Читать книгу "Прекрасные незнакомки. Портреты на фоне эпохи - Борис Носик"
Шрифт:
Интервал:
Закладка:
А потом пришла великая новость из Парижа: за решение хитрой задачки насчет вращения твердого тела (которую не решил сам Лагранж) Софье Васильевне Ковалевской из Стокгольма (но мы-то с вами знаем, что она из России, из Петербурга, из Полибина) присуждена премия Французской академии, да что там – не просто премия, а двойная премия (двойные деньги, двойные честь и слава). И конечно, всеобщее волнение и восторги – потому что не просто математик одержал победу, а русский математик, более того, русская женщина…
Это был великий день. Вручали диплом под знаменитым куполом Института Франции (под ним и размещаются вальяжно пять французских академий) – было много волнений, много поздравлений и речей. И среди старинных бюстов и бесконечных славословий грузно сидел в сторонке Максим Ковалевский, которому становилось все больше и больше не по себе.
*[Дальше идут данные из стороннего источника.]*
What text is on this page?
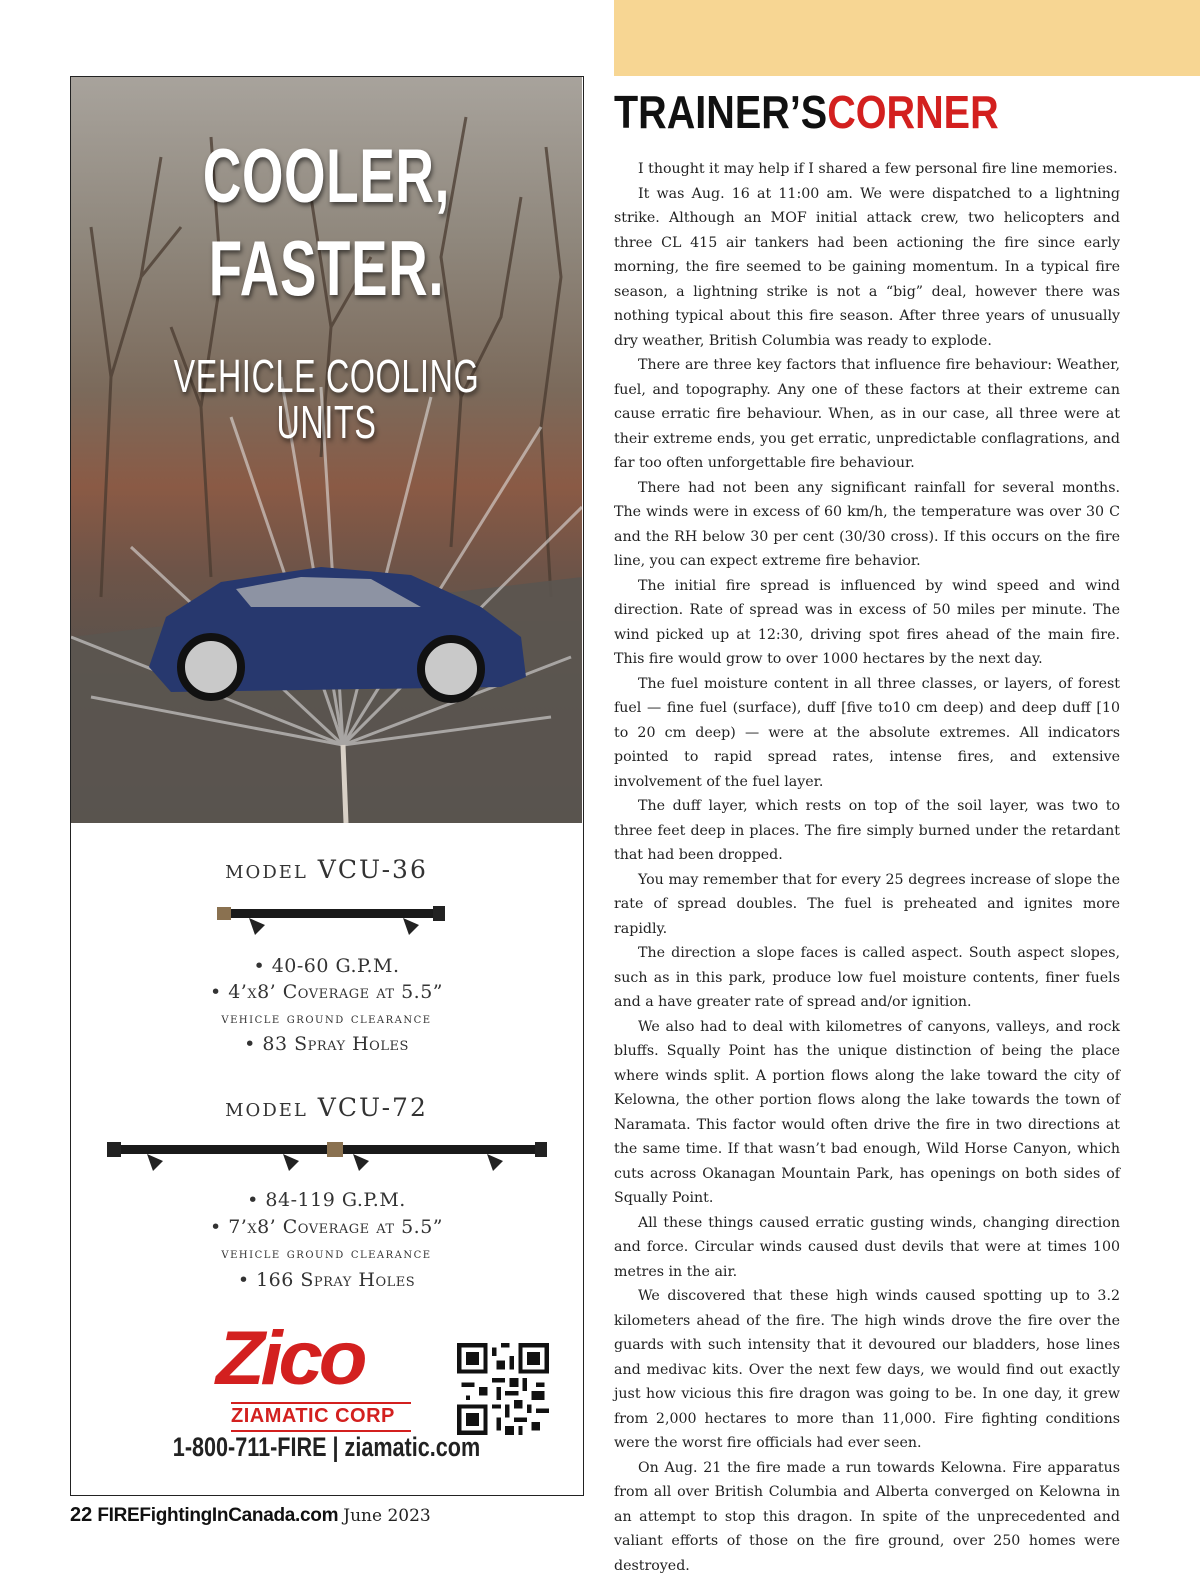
COOLER,
FASTER.
VEHICLE COOLING UNITS
model VCU-36
• 40-60 G.P.M.
• 4’x8’ Coverage at 5.5”
vehicle ground clearance
• 83 Spray Holes
model VCU-72
• 84-119 G.P.M.
• 7’x8’ Coverage at 5.5”
vehicle ground clearance
• 166 Spray Holes
Zico
ZIAMATIC CORP
1-800-711-FIRE | ziamatic.com
TRAINER’SCORNER

I thought it may help if I shared a few personal fire line memories.

It was Aug. 16 at 11:00 am. We were dispatched to a lightning strike. Although an MOF initial attack crew, two helicopters and three CL 415 air tankers had been actioning the fire since early morning, the fire seemed to be gaining momentum. In a typical fire season, a lightning strike is not a “big” deal, however there was nothing typical about this fire season. After three years of unusually dry weather, British Columbia was ready to explode.

There are three key factors that influence fire behaviour: Weather, fuel, and topography. Any one of these factors at their extreme can cause erratic fire behaviour. When, as in our case, all three were at their extreme ends, you get erratic, unpredictable conflagrations, and far too often unforgettable fire behaviour.

There had not been any significant rainfall for several months. The winds were in excess of 60 km/h, the temperature was over 30 C and the RH below 30 per cent (30/30 cross). If this occurs on the fire line, you can expect extreme fire behavior.

The initial fire spread is influenced by wind speed and wind direction. Rate of spread was in excess of 50 miles per minute. The wind picked up at 12:30, driving spot fires ahead of the main fire. This fire would grow to over 1000 hectares by the next day.

The fuel moisture content in all three classes, or layers, of forest fuel — fine fuel (surface), duff [five to10 cm deep) and deep duff [10 to 20 cm deep) — were at the absolute extremes. All indicators pointed to rapid spread rates, intense fires, and extensive involvement of the fuel layer.

The duff layer, which rests on top of the soil layer, was two to three feet deep in places. The fire simply burned under the retardant that had been dropped.

You may remember that for every 25 degrees increase of slope the rate of spread doubles. The fuel is preheated and ignites more rapidly.

The direction a slope faces is called aspect. South aspect slopes, such as in this park, produce low fuel moisture contents, finer fuels and a have greater rate of spread and/or ignition.

We also had to deal with kilometres of canyons, valleys, and rock bluffs. Squally Point has the unique distinction of being the place where winds split. A portion flows along the lake toward the city of Kelowna, the other portion flows along the lake towards the town of Naramata. This factor would often drive the fire in two directions at the same time. If that wasn’t bad enough, Wild Horse Canyon, which cuts across Okanagan Mountain Park, has openings on both sides of Squally Point.

All these things caused erratic gusting winds, changing direction and force. Circular winds caused dust devils that were at times 100 metres in the air.

We discovered that these high winds caused spotting up to 3.2 kilometers ahead of the fire. The high winds drove the fire over the guards with such intensity that it devoured our bladders, hose lines and medivac kits. Over the next few days, we would find out exactly just how vicious this fire dragon was going to be. In one day, it grew from 2,000 hectares to more than 11,000. Fire fighting conditions were the worst fire officials had ever seen.

On Aug. 21 the fire made a run towards Kelowna. Fire apparatus from all over British Columbia and Alberta converged on Kelowna in an attempt to stop this dragon. In spite of the unprecedented and valiant efforts of those on the fire ground, over 250 homes were destroyed.

22 FIREFightingInCanada.com June 2023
Он видел, с какой ненасытной жаждой впитывает Софья Васильевна все эти нескончаемые похвалы, как меняется на глазах ее утомленное лицо – покрывается сетью морщинок, стареет, стареет… Что значит это его неоднократное упоминанье о ее старении, усталости – снова в связи с математикой, о которой мы с вами, разумеется, «не имеем никаких данных», но вот премия, двойная премия, тройная морока… И когда замечают преждевременные (или нет?) морщинки на лице молодой женщины (ей ведь всего 38, или – уже 38), то не значит ли это, что женщина перестает нравиться или чем-нибудь раздражает?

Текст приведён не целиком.